S'il est aisé de
faire le constat des professions, de leurs praticiens, et
des activités économiques suivant les données
exhaustives les plus récentes fournies par le dernier
recensement de 1999, il est beaucoup moins aisé d'en
faire une comparaison avec ces mêmes données obtenues
au 19ième siècle, à commencer par celles de
1871, celles que nous avons pu avoir avec l'ouvrage de
Gabriel Vannereau de 1972 (Moulins-Engilbert au 19ième
siècle). Moulins-Engilbert au 19ième siècle
Faire une comparaison entre ces deux
périodes permet de dresser une évolution
socio-professionnelle incontestable de la commune
cantonale. Mais cette tentation et cet intérêt se
heurtent très vite à des classifications statistiques
très différentes suivant que nous nous trouvons en 1871
ou en 1999. L'approche des phénomènes sociaux et socio-professionnels, si elle
a beaucoup évolué en cent-trente (130) ans, est donc
sujette à interprétation statistique.
En 1871,
Moulins-Engilbert était une petite ville d'environ 3000
habitants. Elle en a actuellement un peu plus de 1600 et
le sondage de 2006 ne devrait pas donner de résultats
supérieurs. Si l'évolution quantitative est simple et
spectaculaire, l'évolution socio-professionnelle l'est
bien moins, quoique particulièrement significative au
cours des cent-trente dernières années.
Tout
d'abord, Moulins-Engilbert était un petit centre
industriel et commerçant animé par une bourgeoisie urbaine et terrienne plus ou moins héritière de la période féodale (Alloury, Guillier, Rebreget, Isambert, Goguelat, Radet, Thomas, Pougault...). Le vicomte Edmond Engilbert de Fourchaume caractérisait cette bourgeoisie terrienne provenant de la petite noblesse de l'ancien régime, grosse propriétaire de terres agricoles. En 1842, on y dénombrait encore six (6) tuileries (on en comptait jusqu'à douze (12) à la fin du 18ième siècle),
quatre (4) tanneries et sept (7) moulins à meunerie ou
huilerie, sans parler d'une poterie semi-industrielle, créée en 1864, dans la lignée des précédentes, à caractère surtout artisanal. Suivant Jean Jaubert, plusieurs manufactures de serge, de gros draps et de crépons étaient constatées, ainsi que des chapelleries, qui ne résistèrent malheureusement pas "à la montée du luxe" du 19ième siècle. Sans parler d'un foulon et de plusieurs fours à chaux.
Toutes ces industries, plus ou moins directement issues
de la période féodale, dépendaient plus ou moins
étroitement de l'énergie-eau ou de l'énergie-bois et
employaient à elles seules une bonne centaine
d'ouvriers. Et Moulins-Engilbert commerçait surtout en mégisserie et cuirs tannés, chapeaux communs, merrains, poterie, toutes sortes de bestiaux, notamment en cochons. Toutes ces marchandises étaient principalement écoulées aux foires de Châlons-sur-Saône et de Decize.

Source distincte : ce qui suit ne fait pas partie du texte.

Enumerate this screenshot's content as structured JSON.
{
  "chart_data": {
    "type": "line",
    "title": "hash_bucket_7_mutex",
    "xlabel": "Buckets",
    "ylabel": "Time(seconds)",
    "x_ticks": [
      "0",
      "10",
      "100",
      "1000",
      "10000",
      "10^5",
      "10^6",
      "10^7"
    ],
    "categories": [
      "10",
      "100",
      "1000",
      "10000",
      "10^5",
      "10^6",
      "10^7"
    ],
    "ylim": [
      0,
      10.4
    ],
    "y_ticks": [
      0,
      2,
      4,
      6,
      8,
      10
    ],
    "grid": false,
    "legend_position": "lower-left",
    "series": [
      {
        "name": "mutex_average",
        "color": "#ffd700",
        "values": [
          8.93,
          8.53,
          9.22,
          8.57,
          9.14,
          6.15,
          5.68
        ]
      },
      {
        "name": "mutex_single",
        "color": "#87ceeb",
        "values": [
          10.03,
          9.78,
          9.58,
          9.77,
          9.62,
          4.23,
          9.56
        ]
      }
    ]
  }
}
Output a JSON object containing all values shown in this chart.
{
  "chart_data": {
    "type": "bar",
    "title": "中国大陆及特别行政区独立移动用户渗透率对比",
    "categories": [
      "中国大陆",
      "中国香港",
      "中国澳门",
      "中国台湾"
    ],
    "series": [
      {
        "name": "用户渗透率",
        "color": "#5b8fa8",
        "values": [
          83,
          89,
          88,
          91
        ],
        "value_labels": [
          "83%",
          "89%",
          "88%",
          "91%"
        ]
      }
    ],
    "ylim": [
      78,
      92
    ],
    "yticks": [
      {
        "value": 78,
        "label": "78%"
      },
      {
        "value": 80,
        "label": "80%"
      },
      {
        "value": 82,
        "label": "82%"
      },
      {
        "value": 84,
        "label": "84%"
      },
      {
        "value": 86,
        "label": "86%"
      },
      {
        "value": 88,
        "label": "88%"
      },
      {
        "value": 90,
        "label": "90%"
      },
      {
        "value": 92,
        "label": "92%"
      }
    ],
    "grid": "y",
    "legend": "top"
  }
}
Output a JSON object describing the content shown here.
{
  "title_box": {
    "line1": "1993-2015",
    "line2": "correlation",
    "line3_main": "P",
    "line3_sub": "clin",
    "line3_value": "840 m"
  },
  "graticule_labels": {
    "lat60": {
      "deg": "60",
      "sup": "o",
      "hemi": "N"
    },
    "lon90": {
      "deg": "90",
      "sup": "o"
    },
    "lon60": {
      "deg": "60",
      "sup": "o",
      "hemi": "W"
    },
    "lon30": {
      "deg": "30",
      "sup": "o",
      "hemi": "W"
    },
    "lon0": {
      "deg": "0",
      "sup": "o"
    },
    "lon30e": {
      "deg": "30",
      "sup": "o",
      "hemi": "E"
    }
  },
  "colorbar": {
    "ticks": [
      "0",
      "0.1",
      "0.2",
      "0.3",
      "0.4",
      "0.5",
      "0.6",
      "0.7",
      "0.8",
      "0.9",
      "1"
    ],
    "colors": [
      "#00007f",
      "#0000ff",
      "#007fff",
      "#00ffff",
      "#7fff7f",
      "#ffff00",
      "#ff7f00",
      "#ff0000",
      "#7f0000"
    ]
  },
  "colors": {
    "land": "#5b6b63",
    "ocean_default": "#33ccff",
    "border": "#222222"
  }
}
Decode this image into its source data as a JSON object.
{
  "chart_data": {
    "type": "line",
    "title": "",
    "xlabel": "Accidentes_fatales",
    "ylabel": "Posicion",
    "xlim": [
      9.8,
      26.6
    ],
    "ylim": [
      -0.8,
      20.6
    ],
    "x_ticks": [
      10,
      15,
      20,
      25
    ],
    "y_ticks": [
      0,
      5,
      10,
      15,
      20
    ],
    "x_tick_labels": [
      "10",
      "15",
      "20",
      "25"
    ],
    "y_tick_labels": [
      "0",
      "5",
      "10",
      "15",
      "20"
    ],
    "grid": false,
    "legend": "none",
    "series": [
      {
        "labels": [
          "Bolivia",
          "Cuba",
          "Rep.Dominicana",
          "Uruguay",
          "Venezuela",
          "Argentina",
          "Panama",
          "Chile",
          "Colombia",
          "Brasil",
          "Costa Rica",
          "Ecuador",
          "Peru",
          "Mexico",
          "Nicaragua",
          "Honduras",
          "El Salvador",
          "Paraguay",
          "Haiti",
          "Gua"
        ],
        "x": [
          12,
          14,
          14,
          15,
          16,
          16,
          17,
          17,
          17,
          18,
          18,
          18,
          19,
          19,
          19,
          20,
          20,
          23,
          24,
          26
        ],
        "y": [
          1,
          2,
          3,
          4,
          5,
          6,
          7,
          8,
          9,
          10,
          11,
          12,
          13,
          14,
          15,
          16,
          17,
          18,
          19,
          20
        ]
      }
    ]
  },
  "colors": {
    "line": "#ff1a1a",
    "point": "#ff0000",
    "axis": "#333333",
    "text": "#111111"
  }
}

Georges Touchard-Lafosse, dans son récit de 1858 "La Loire historique, pittoresque et biographique" décrit ainsi la ville en ces termes : La ville de Moulins-Engilbert est industrielle et commerçante : on compte dans son enseinte et environs des tanneries, des fabriques de chapeaux, sept moulins à farine, des taillandiers, des serruriers, un four à chaux, deux tuilerie et une poterie. Les foires sont bien suivies : elles ont lieu en janvier, mars, avril, juin, juillet et août. La population de Moulins-Engilbert s'élève à 3.316 individus (...).
Sur le territoire de Moulins-Engilbert il existe une carrière de marbre noir tirant sur le bleu avec des veines grises. Ce marbre, où l'on devine divers coquillages, reçoit un beau poli : on en fait des cheminées dont le ton n'est pas désagréable.
Avec la venue de l'électricité et des
nouvelles énergies, elles ont périclité sans avoir pu
se moderniser et elles ne sont actuellement plus que des
souvenirs, par leurs bâtiments, transformés,
partiellement détruits ou utilisés à d'autres usages.
Qui n'a pas été, venant de Cercy-la-Tour, alerté par
la cheminée de brique rouge de l'ancienne poterie
Thomas, actuellement occupée par le carrossier Laporte ?
Et qui se serait douté, qu'en lieu et place des
logements sociaux situés en face de la salle
polyvalente, par delà le champs des boulistes, se
situait, le long du Guignon, les tanneries Sauvaget ? Qui
se serait douté qu'en allant se servir en essence à la
station "ATAC", vous entriez dans les anciennes
tuileries Grivaut ? Qui pourrait savoir qu'en traversant
le Guignon de la rue de James pour se rendre au champ de
Foire on passait par le moulin Bardot ? On pourrait à
souhait multiplier les exemples.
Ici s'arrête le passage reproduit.